This time of year the highways and byways of much of the United States is abloom with wild carrot, also known commonly as bird nest, Bishop’s lace or most commonly as a naturalized form here in the United States, Queen Anne’s Lace.
It grows as an erect biennial in full sun frequently growing up to a meter or more tall. The flower head starts out as a bunched up clump of flowerlets with a tulip like shape. As the flower matures it opens up to form a saucer like shape of many small white flowers.
Its formal name is Daucus carota and is a member of the Apiaceae family (also called Umbelliferae family) which includes several other domesticated plants such as celery, parsnips, and parsley. The root of the wild carrot can be eaten when young but as it gets older it becomes to woody.
All members of this family can cause phytophotodermatitis. In a sensitive individual, contact with the leaves of the plant can cause redness, irritation and even blisters, but only after exposure to the sun. Apparently the oleoresins (plant oils) are absorbed into the skin. There a chemical reaction occurs with proteins.
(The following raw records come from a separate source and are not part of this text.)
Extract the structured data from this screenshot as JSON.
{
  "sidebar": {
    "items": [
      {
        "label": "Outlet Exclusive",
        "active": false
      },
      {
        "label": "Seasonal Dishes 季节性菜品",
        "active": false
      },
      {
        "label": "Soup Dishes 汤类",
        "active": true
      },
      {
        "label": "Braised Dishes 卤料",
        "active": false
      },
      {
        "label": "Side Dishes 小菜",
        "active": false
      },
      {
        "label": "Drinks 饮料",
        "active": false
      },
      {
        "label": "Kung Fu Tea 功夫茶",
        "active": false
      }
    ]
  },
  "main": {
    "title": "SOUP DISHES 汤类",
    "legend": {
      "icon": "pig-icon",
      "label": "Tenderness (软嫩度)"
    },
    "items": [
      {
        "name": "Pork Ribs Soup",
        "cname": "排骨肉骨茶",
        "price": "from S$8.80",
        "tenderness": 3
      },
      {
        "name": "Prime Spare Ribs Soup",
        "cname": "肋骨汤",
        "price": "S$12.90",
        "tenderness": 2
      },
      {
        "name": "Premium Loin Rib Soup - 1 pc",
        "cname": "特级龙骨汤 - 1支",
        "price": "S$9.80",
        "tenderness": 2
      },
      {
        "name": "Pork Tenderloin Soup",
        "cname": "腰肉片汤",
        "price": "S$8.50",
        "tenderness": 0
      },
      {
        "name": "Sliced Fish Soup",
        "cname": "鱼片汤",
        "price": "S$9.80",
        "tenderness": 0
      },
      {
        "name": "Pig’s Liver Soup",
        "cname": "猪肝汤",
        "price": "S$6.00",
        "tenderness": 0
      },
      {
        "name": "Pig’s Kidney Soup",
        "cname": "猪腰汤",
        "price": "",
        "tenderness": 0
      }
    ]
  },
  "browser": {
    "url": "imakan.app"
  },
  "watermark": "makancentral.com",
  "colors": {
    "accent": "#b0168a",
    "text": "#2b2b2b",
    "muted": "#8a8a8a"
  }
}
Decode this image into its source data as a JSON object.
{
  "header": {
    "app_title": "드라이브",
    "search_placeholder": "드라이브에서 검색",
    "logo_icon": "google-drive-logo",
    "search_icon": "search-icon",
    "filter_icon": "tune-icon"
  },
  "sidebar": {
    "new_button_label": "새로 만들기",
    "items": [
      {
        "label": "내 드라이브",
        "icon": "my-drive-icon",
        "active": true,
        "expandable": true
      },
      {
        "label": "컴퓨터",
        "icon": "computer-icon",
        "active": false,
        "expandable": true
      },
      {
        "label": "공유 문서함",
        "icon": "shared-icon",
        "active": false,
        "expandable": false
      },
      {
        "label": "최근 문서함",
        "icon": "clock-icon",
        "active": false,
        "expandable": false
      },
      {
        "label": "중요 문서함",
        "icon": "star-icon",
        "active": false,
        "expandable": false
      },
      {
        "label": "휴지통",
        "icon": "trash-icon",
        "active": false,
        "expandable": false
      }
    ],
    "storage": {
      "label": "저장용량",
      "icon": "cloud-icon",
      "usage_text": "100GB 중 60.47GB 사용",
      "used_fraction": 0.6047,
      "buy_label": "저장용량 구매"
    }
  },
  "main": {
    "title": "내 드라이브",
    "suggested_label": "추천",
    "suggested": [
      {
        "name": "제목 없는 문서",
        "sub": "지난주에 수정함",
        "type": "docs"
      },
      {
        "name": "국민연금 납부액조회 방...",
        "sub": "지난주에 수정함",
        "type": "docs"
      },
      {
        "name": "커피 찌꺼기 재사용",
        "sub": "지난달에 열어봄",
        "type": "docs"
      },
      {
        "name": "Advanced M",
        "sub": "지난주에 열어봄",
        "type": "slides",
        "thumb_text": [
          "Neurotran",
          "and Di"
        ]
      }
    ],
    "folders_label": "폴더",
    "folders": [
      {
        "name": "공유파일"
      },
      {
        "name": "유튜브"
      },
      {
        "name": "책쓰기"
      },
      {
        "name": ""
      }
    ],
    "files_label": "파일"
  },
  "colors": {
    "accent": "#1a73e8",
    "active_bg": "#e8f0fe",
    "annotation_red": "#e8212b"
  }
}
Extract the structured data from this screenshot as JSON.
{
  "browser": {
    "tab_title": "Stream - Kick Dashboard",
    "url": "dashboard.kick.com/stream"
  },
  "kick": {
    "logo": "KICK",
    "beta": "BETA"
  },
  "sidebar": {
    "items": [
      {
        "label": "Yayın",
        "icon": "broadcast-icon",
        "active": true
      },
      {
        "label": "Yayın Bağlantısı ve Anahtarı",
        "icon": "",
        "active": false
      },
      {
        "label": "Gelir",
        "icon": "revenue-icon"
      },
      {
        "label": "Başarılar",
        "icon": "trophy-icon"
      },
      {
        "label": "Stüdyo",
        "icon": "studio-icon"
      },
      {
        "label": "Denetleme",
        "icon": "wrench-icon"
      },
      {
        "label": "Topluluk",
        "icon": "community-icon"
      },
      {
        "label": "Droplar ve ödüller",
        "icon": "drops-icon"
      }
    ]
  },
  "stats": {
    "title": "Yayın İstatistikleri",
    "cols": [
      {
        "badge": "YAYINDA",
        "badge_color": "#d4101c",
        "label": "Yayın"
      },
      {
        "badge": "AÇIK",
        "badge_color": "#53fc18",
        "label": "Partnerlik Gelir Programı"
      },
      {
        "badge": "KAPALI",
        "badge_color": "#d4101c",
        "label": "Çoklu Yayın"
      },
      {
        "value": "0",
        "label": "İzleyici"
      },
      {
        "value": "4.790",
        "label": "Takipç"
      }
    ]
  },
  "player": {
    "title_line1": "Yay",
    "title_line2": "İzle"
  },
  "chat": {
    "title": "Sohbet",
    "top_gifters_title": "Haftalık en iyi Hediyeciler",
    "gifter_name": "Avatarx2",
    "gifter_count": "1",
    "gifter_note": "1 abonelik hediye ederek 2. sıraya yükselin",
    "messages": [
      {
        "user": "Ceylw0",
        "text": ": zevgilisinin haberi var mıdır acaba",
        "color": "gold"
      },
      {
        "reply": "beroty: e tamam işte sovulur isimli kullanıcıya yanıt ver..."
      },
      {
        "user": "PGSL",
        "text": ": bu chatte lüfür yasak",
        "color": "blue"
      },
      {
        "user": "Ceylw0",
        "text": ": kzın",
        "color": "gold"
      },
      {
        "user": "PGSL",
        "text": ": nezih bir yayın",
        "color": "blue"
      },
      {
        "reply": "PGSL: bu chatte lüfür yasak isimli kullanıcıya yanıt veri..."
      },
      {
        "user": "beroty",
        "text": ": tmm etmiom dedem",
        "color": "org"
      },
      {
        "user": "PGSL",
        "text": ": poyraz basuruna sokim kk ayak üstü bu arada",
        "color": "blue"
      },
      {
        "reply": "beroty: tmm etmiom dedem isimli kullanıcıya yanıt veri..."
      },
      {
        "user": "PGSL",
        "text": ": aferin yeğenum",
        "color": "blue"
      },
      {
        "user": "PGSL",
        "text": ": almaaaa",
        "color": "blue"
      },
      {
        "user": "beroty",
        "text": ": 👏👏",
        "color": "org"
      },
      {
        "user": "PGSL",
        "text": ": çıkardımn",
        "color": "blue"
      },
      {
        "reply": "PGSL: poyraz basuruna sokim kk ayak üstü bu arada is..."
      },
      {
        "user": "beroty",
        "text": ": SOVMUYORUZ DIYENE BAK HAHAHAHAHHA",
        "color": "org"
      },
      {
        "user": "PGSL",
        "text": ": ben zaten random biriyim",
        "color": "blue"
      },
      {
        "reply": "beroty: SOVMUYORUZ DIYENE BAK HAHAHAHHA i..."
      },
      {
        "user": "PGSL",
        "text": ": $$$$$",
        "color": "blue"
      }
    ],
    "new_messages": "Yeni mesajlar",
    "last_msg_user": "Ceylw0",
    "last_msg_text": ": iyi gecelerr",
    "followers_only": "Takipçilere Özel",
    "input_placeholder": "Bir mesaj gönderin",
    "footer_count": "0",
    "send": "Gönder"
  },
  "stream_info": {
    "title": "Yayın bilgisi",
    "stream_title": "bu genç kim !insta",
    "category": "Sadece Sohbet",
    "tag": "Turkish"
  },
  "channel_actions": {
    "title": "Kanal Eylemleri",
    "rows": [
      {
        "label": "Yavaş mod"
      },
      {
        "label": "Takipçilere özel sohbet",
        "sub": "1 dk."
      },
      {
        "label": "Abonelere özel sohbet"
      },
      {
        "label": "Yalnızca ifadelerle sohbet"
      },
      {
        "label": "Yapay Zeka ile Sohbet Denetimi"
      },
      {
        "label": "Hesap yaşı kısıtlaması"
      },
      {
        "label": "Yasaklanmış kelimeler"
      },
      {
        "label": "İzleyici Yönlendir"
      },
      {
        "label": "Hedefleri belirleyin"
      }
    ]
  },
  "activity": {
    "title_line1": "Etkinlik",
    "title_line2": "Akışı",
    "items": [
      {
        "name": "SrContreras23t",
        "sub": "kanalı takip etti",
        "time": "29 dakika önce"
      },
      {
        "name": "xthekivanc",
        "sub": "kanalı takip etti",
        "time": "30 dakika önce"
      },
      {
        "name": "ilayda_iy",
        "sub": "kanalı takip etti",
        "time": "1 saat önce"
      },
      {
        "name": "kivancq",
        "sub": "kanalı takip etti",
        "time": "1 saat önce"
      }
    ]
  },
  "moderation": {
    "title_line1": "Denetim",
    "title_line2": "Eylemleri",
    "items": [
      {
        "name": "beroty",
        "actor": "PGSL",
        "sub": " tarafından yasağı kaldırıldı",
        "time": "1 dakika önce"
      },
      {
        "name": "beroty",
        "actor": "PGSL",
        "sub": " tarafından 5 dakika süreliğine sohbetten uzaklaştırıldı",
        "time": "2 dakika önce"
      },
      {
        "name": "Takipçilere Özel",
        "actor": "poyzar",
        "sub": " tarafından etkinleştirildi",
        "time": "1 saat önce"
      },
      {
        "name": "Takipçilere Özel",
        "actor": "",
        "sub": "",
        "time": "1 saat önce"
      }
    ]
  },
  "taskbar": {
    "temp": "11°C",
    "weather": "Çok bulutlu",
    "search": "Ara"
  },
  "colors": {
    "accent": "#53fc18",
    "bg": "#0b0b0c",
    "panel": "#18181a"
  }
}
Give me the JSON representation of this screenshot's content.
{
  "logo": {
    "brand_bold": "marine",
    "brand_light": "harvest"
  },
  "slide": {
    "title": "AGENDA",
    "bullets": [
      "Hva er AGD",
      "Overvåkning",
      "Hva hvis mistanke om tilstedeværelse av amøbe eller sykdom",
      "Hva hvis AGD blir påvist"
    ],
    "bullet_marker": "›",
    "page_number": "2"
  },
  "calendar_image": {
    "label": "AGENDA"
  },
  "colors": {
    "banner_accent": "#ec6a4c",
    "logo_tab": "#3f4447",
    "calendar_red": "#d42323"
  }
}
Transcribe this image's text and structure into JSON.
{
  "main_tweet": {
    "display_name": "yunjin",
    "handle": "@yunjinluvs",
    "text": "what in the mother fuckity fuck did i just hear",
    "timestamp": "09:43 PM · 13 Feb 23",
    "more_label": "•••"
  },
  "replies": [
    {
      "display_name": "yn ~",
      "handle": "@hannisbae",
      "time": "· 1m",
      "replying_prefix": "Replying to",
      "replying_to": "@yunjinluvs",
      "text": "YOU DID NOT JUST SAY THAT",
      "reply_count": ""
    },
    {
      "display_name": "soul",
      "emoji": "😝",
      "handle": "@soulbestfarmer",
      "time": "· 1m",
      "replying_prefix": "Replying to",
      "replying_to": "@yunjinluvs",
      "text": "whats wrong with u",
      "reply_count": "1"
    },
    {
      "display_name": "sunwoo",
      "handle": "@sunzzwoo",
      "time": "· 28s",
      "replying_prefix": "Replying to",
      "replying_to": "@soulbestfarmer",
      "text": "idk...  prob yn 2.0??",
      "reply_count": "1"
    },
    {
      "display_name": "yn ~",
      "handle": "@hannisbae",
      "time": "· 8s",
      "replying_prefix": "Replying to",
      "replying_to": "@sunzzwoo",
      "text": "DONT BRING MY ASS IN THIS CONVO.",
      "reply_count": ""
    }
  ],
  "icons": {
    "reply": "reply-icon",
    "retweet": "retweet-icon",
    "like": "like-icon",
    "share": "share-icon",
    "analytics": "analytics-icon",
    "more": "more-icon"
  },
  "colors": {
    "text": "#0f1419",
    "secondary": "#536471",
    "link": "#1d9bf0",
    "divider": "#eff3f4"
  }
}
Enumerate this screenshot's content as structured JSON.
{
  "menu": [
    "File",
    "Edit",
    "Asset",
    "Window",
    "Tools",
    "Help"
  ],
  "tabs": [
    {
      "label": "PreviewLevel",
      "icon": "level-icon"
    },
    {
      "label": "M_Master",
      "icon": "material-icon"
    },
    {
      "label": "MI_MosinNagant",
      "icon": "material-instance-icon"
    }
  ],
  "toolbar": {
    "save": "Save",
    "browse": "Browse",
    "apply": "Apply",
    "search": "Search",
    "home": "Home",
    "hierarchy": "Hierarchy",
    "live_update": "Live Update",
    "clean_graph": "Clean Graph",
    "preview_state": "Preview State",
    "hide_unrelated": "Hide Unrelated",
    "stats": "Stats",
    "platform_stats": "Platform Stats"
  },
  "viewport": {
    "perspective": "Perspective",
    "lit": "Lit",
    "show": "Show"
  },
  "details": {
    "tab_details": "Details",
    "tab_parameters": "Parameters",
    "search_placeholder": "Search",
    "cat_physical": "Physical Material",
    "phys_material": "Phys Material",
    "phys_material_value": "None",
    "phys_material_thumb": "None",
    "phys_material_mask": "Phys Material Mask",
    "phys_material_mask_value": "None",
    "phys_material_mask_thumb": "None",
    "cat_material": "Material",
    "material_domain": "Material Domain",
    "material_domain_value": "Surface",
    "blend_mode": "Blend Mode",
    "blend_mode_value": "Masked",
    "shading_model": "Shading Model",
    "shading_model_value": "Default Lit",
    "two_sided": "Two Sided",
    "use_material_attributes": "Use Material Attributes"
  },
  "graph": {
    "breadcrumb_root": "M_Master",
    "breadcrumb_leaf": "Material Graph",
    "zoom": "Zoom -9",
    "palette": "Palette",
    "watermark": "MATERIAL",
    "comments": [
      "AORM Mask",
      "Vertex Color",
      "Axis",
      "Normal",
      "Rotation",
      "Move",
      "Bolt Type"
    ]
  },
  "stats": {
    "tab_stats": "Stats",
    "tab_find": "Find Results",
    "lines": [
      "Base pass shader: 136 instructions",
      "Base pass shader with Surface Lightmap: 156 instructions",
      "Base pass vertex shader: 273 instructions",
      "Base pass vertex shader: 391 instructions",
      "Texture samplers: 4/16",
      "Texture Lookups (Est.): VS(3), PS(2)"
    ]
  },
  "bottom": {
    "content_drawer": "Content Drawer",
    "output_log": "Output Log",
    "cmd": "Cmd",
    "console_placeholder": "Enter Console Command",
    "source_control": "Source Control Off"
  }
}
When the modified protein is exposed to the sun, it causes a classic dermatitis reaction not unlike exposure to poison ivy. Other plants that cause this type of skin irritation include Celery and unrelated citrus fruits.
It is not uncommon for agricultural workers handling a lot of produce to be effected. Grocers, chefs and even bartenders can be affected. An evening of mixing up bloody marys and shots of tequila followed by a day in the sun can result in irritated skin due to contact with celery and limes.